Tribunal de commerce, le 2 octobre 2025, n°2025018067

Le tribunal de commerce compétent a rendu un jugement le 2 octobre 2025. Il a ouvert une procédure de liquidation judiciaire à l’encontre d’une société exerçant des activités dans les travaux publics et le transport. La juridiction a constaté l’état de cessation des paiements et l’impossibilité manifeste de redressement. Elle a fixé provisoirement la date de cessation des paiements et désigné les organes de la procédure. La décision soulève la question des conditions d’ouverture de la liquidation et des modalités de détermination de la date de cessation.

Les conditions légales de l’ouverture de la liquidation judiciaire

La vérification du critère de la cessation des paiements

Le tribunal a analysé la situation financière de la société débitrice pour établir l’état de cessation. Il a relevé un passif exigible déclaré de trente mille euros. L’actif disponible était quant à lui insuffisant pour y faire face. La trésorerie déclarée positive de trois mille quatre cents euros s’est avérée non mobilisable. « Il est établi que la SARL STPLM est dans l’impossibilité de faire face au passif exigible avec son actif disponible » (Motifs). Cette appréciation in concreto est conforme à la définition légale de la cessation des paiements. Elle permet d’écarter toute trésorerie apparente mais non liquide.

La caractérisation de l’impossibilité manifeste de redressement

Le jugement procède à une ouverture de liquidation sans période d’observation. Il se fonde sur l’impossibilité de redressement dès le prononcé. « Les conditions légales étant réunies, il y a lieu dans ces conditions d’ouvrir une procédure de liquidation judiciaire » (Motifs). Cette décision s’appuie implicitement sur l’article L640-1 du code de commerce. La jurisprudence rappelle que « la procédure de liquidation judiciaire est ouverte à tout débiteur mentionné à l’article L640-2 en cessation des paiements et dont le redressement est manifestement impossible » (Cour d’appel de Metz, le 23 septembre 2025, n°24/01189). Le tribunal a donc appliqué ce texte sans le citer explicitement.

Les conséquences procédurales du prononcé de la liquidation

La fixation provisoire de la date de cessation des paiements

La décision comporte une fixation provisoire de la date de cessation des paiements. Cette mesure est rendue nécessaire par l’insuffisance des informations fournies. « Au regard des seuls éléments d’information transmis par le débiteur et de l’impossibilité qui en résulte de déterminer précisément la date » (Motifs). Le tribunal a donc fixé cette date au jour du jugement. Cette solution préserve les droits des créanciers dans l’attente d’une détermination définitive. Elle illustre le pouvoir d’appréciation du juge face à des éléments incomplets.

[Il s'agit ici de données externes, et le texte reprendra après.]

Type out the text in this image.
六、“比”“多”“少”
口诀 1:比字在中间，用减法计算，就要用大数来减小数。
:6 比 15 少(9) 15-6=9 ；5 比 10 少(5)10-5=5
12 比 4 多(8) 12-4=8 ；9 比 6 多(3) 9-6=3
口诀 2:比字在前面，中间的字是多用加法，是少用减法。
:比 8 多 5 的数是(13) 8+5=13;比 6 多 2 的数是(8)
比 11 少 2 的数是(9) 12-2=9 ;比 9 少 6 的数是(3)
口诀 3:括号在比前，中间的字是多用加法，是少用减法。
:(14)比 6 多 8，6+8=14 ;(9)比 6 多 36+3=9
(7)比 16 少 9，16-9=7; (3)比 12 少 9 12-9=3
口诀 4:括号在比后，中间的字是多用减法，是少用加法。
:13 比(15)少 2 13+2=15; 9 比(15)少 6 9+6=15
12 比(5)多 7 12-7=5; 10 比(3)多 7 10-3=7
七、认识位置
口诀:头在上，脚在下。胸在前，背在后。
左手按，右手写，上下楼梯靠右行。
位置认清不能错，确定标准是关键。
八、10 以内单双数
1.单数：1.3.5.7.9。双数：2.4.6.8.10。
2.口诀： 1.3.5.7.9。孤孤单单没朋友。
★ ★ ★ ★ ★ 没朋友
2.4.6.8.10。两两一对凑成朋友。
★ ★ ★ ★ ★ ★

La mise en place des organes de la procédure et le calendrier imposé

Le jugement organise immédiatement les premières étapes de la liquidation. Il désigne un juge-commissaire, un liquidateur et un commissaire-priseur. Il impose également des délais stricts pour l’inventaire et l’établissement de la liste des créances. « Le liquidateur devra établir dans un délai de 12 mois la liste des créances » (Dispositif). La clôture de la procédure devra être examinée au terme d’un délai de deux ans. Ces mesures visent à assurer une administration rapide et efficace de la liquidation. Elles encadrent strictement la mission du liquidateur pour garantir la célérité de la procédure.

Source : Cour de cassation – Base Open Data « Judilibre » & « Légifrance ».